Kevorkian is vague on exactly what medical benefits such experimentation could produce. “I can state boldly that the first such human experiments would prove some current ’truths’ wrong and would reveal other undreamed-of things,” he insisted in 1960. In a 1991 book, “Prescription: Medicide,” put out by a publisher in Buffalo, N.Y., he called again for advancing “knowledge about the essence of human death” through “research on living human bodies.” But Dr. Robert Levine, an ethics professor at Yale Medical School, says: “What Kevorkian is talking about is research nobody wants to do anyway.”

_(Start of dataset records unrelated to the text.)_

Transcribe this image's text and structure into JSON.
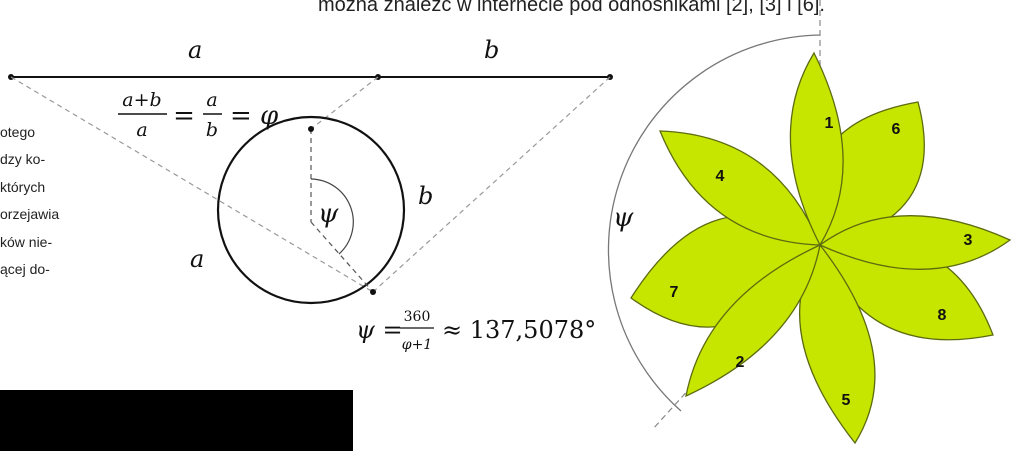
{
  "top_text": "można znaleźć w internecie pod odnośnikami [2], [3] i [6].",
  "side_text": [
    "otego",
    "dzy ko-",
    "których",
    "orzejawia",
    "ków nie-",
    "ącej do-"
  ],
  "labels": {
    "a": "a",
    "b": "b",
    "psi": "ψ"
  },
  "ratio_formula": {
    "num1": "a+b",
    "den1": "a",
    "eq1": "=",
    "num2": "a",
    "den2": "b",
    "eq2": "= φ"
  },
  "psi_formula": {
    "lhs": "ψ =",
    "num": "360",
    "den": "φ+1",
    "rhs": "≈ 137,5078°"
  },
  "petals": [
    "1",
    "2",
    "3",
    "4",
    "5",
    "6",
    "7",
    "8"
  ],
  "colors": {
    "petal_fill": "#c6e600",
    "petal_stroke": "#5d6b10",
    "redaction": "#000000"
  }
}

Experts on medical and legal ethics who have read Kevorkian’s writings are particularly appalled by his comments about experiments on concentration-camp inmates by Nazi doctors during World War II. Kevorkian argued in a 1986 article that Nazi experiments, such as dropping prisoners into icy water to see how quickly they froze to death, were “not absolutely negative. Those who can subordinate feelings of outrage and revulsion to more objective scrutiny must admit that a tiny bit of practical value for mankind did result (which, of course, did not and never could exonerate the criminal doctors).” In a 1991 interview with the Detroit Free Press Magazine, Kevorkian went so far as to minimize the Holocaust, insisting that his Armenian ancestors had it even worse. “The Jews were gassed. Armenians were killed in every conceivable way…So the Holocaust doesn’t interest me, see? They’ve had a lot of publicity, but they didn’t suffer as much.”

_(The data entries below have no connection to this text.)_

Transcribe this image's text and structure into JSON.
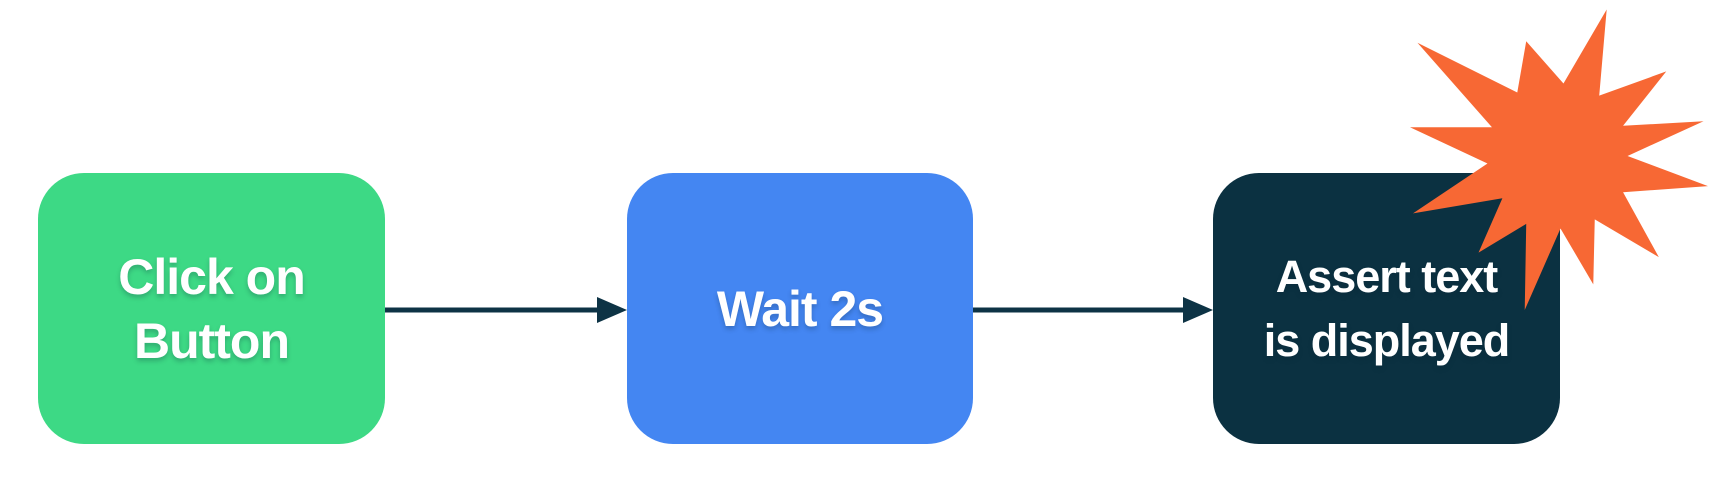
{
  "diagram": {
    "nodes": [
      {
        "name": "click-on-button",
        "lines": [
          "Click on",
          "Button"
        ],
        "color": "#3DD985"
      },
      {
        "name": "wait-2s",
        "lines": [
          "Wait 2s"
        ],
        "color": "#4486F2"
      },
      {
        "name": "assert-text-is-displayed",
        "lines": [
          "Assert text",
          "is displayed"
        ],
        "color": "#0B3141"
      }
    ],
    "connectors": [
      {
        "from": "click-on-button",
        "to": "wait-2s"
      },
      {
        "from": "wait-2s",
        "to": "assert-text-is-displayed"
      }
    ],
    "accents": {
      "arrow_color": "#0D3345",
      "burst_color": "#F76834",
      "text_color": "#FFFFFF"
    }
  }
}
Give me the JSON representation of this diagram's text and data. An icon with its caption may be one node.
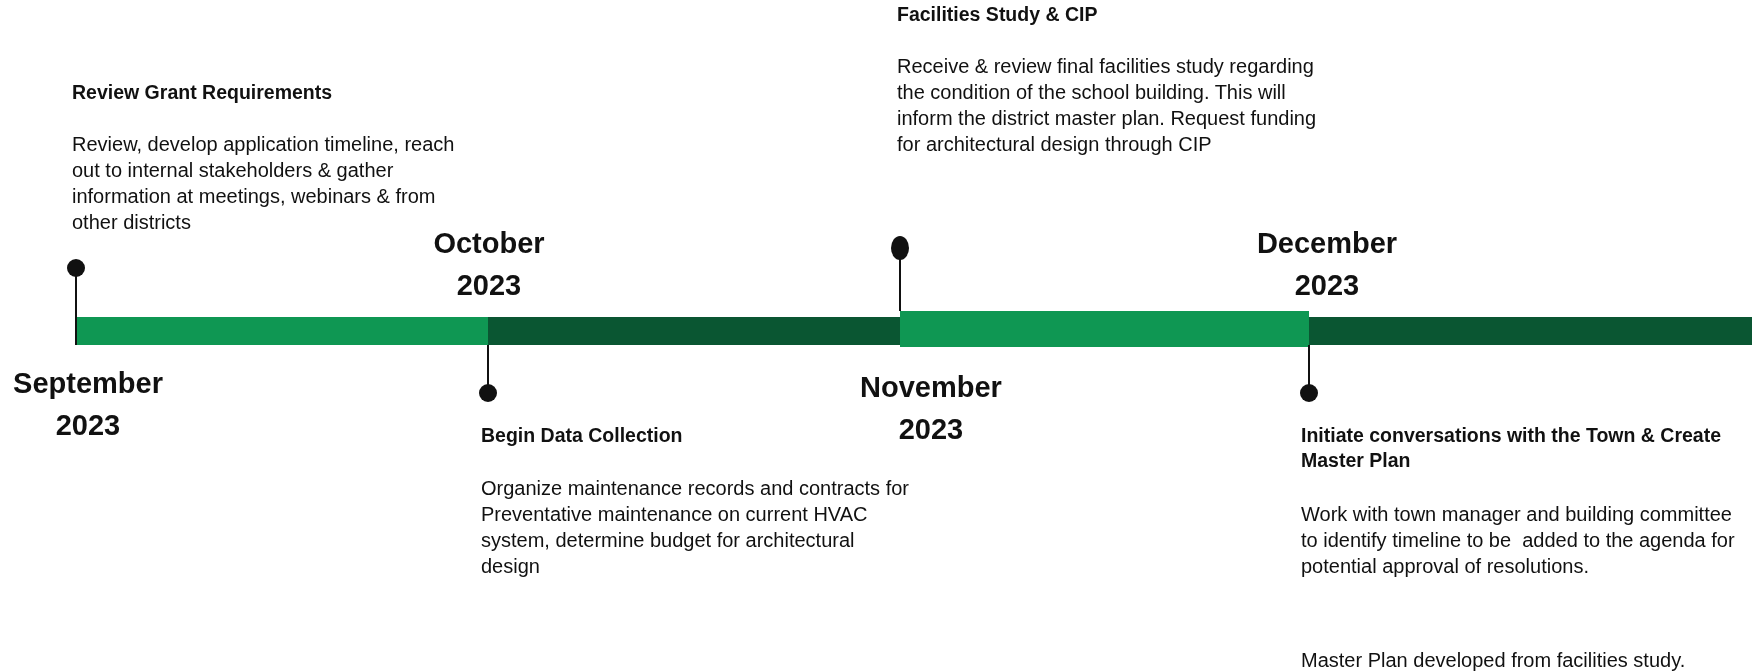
{
  "diagram": {
    "labels": [
      "September 2023",
      "Review Grant Requirements",
      "Review, develop application timeline, reach out to internal stakeholders & gather information at meetings, webinars & from other districts",
      "October 2023",
      "Begin Data Collection",
      "Organize maintenance records and contracts for Preventative maintenance on current HVAC system, determine budget for architectural design",
      "November 2023",
      "Facilities Study & CIP",
      "Receive & review final facilities study regarding the condition of the school building. This will inform the district master plan. Request funding for architectural design through CIP",
      "December 2023",
      "Initiate conversations with the Town & Create Master Plan",
      "Work with town manager and building committee to identify timeline to be  added to the agenda for potential approval of resolutions.",
      "Master Plan developed from facilities study."
    ]
  }
}
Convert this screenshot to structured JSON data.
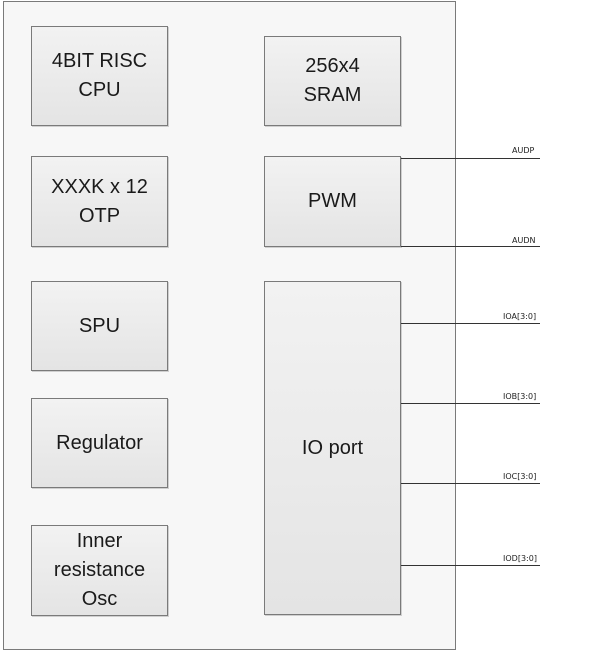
{
  "blocks": {
    "cpu": "4BIT RISC\nCPU",
    "otp": "XXXK x 12\nOTP",
    "spu": "SPU",
    "regulator": "Regulator",
    "osc": "Inner\nresistance\nOsc",
    "sram": "256x4\nSRAM",
    "pwm": "PWM",
    "io_port": "IO port"
  },
  "pins": {
    "audp": "AUDP",
    "audn": "AUDN",
    "ioa": "IOA[3:0]",
    "iob": "IOB[3:0]",
    "ioc": "IOC[3:0]",
    "iod": "IOD[3:0]"
  }
}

These kinds of pronouncements trouble even some of Kevorkian’s friends. Dr. Harold Klawans, a Chicago neurologist, spent time with Kevorkian while preparing a proposal for a book about his suicide machine–the contraption of drug bottles and intravenous drips he used in his first assisted death. “He maintained that the Nazi experiments had some validity,” Klawans says. After Klawans supplied him with scholarly works attacking the experiments, Kevorkian toned down references to them in his 1991 book. Klawans adds that while Kevorkian says things that sound anti-Semitic, “I wouldn’t accuse him of being truly anti-Semitic.” One of Kevorkian’s lawyers, Michael Schwartz, told NEWSWEEK that his client sometimes makes proposals “solely to provoke debate” and that he “does view Nazis in the most negative way possible.” Schwartz also said that Kevorkian still stands by his proposals for human experiments, though he does not necessarily intend to carry them out himself.

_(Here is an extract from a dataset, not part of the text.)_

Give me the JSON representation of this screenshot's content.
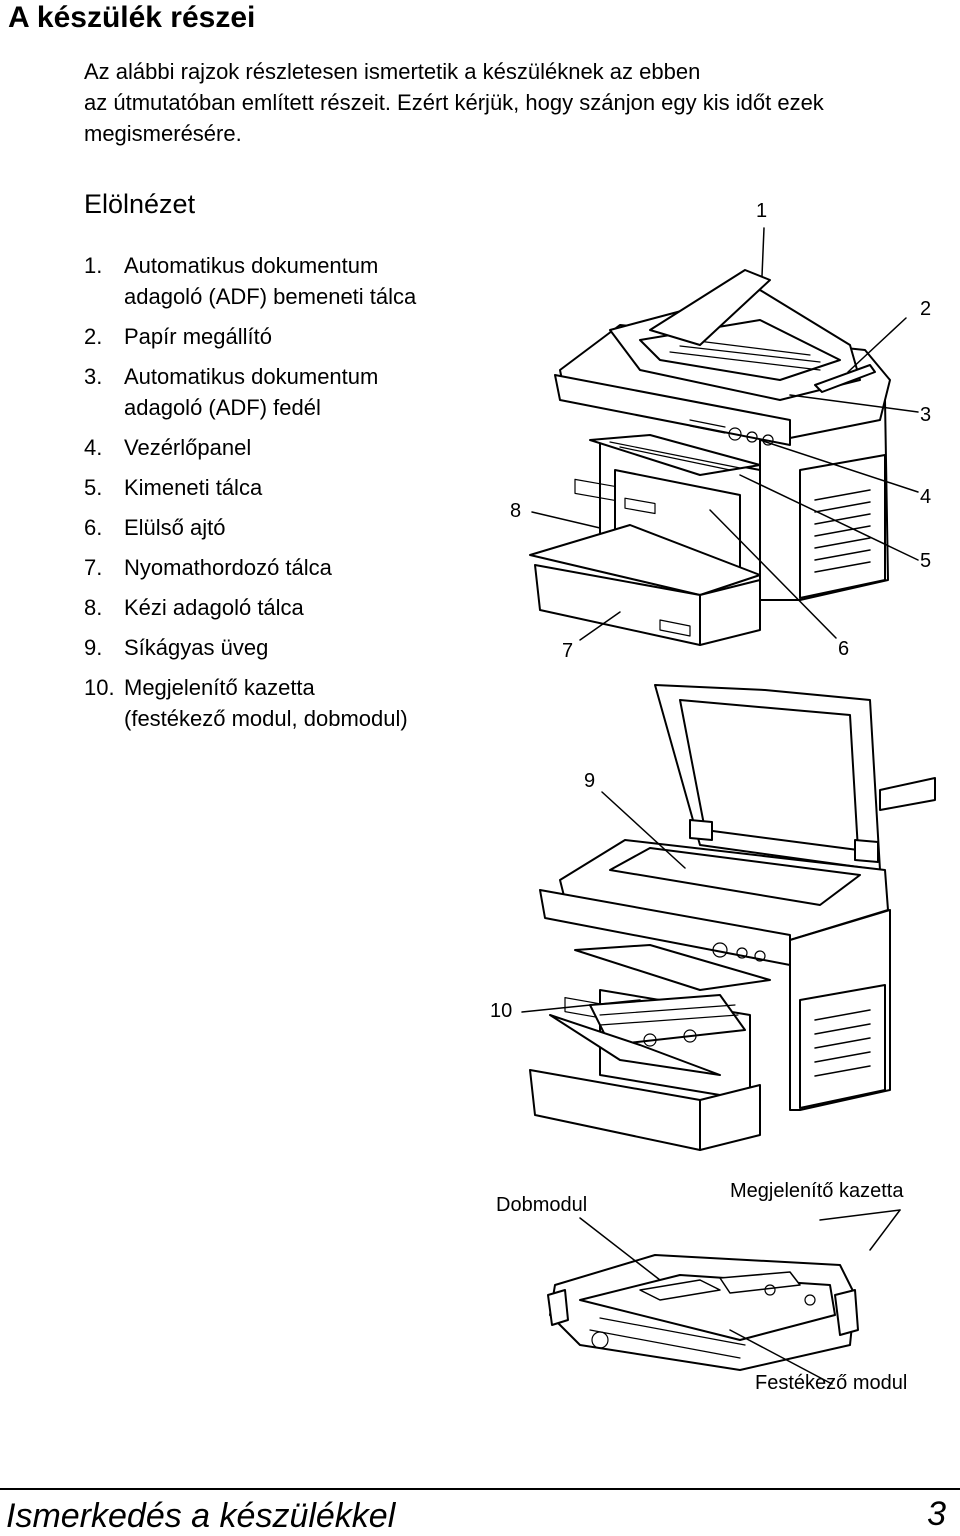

Lately, in pamphlets and TV interviews, Kevorkian has been advancing a proposal to allow condemned criminals to donate their organs for transplant. He also has a scheme for, in effect, franchising his euthanasia practice by setting up a network of “obitoriums,” where like-minded doctors could help more people commit suicide. Meanwhile, Kevorkian and his supporters continue to heap invective on their antagonists in the medical and legal establishments, calling them “crooked” and “corrupt. " On other occasions he has referred to them as “Nazis.”
Is Kevorkian a prophet or a pariah? Supporters say that just because some of the ideas he advances are extreme, that doesn’t mean all of his proposals are worthless or crazy. Still, his writings raise questions about whether “Dr. Death” is the best person to counsel the sick and the despondent in a decision that would be their last.